The government is investing tens of thousands of dollars into a pilot project that could finally give local ranchers a competitive edge.
The U.S. Department of Agriculture recently awarded Curry County $50,000 to write a business plan for a USDA-approved meat-packing plant.
Early stage plans call for a mobile unit that would drive to a rancher's location for small-scale butchering.
Presently only three USDA meat facilities operate in Oregon, said Susan Brown, executive director of Curry County Economic & Community Development.
Many ranchers sell meat on the hoof to processors out of state for a low return.
"They should be able to get more dollar per pound ... rather than ship (them alive) as far as Denver and even Virginia," Brown said.
Although it's a Curry County project, its impact will be regional.

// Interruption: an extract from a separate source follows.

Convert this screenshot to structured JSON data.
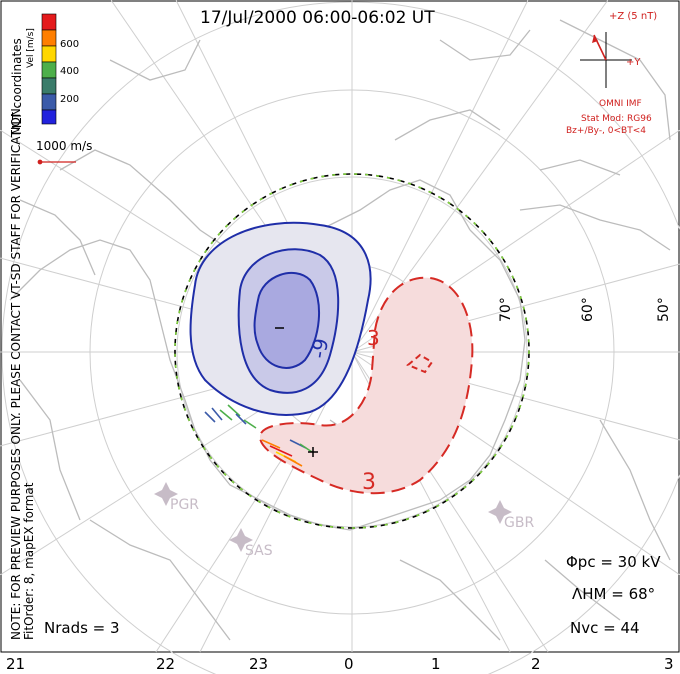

"Coos County is definitely going to benefit," Brown she said.
Officials and local industry leaders view a USDA processor as key to strengthening the local food system.
Curry County has more than 250 family farms.

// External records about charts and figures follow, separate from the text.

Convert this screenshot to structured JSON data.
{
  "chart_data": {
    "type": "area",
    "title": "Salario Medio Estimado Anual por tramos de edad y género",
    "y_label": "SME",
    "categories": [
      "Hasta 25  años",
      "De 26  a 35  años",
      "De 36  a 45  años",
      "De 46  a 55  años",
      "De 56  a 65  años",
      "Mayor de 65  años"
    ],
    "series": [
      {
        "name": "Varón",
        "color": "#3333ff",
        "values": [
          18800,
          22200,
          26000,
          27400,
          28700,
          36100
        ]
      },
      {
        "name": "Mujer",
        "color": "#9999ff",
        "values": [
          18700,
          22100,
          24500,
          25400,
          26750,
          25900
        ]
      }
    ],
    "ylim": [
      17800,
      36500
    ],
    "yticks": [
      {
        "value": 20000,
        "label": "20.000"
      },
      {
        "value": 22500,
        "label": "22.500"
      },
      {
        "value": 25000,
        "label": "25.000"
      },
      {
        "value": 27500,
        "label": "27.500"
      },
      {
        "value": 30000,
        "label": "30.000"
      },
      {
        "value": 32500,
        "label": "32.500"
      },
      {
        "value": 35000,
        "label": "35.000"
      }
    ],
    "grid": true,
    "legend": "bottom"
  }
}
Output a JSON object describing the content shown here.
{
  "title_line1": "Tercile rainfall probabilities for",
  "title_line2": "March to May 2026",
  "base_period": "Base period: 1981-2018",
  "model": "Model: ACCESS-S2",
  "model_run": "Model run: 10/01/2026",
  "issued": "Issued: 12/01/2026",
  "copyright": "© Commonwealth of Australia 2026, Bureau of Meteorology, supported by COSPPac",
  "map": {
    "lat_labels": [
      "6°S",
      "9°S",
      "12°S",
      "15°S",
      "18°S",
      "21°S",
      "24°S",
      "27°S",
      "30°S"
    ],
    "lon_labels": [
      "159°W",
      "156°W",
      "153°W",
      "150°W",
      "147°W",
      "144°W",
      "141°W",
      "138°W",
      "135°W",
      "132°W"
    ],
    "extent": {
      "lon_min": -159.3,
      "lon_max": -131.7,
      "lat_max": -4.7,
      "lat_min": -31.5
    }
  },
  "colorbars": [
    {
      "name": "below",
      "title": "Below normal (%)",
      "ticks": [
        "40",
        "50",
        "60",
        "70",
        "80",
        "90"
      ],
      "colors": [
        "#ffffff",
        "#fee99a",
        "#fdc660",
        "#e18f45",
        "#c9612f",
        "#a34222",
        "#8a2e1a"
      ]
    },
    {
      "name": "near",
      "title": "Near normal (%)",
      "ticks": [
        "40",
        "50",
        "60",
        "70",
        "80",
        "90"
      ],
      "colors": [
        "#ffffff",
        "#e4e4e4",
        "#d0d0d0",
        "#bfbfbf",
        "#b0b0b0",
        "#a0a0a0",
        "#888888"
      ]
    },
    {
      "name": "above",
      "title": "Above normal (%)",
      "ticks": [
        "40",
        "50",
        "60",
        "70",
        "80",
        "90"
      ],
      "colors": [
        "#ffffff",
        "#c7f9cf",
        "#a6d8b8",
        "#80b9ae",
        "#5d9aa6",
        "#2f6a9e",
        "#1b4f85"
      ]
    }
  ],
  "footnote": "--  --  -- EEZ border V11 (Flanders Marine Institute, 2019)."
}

"We have discovered the majority of our food products are leaving our region, taking valuable dollars with them," says a press release from Curry County Economic & Community Development.
The project, which is also being funded with a $45,000 local matching grant, will identify supply and demand and develop a marketing plan to sell and distribute products.
The idea is to create a business model that can be replicated in rural communities throughout the nation, Brown said.
She said early estimates for a mobile unit peg the cost at around $400,000. A brick-and-motor facility would cost between $1 and $2 million.
Money would come from private investment.
Several mobile slaughtering facilities operate locally, but they are only state-approved. A USDA plant would allow ranchers to sell to regional markets, restaurants and other re-sellers, while creating jobs.
"We're talking family-wage jobs," she said.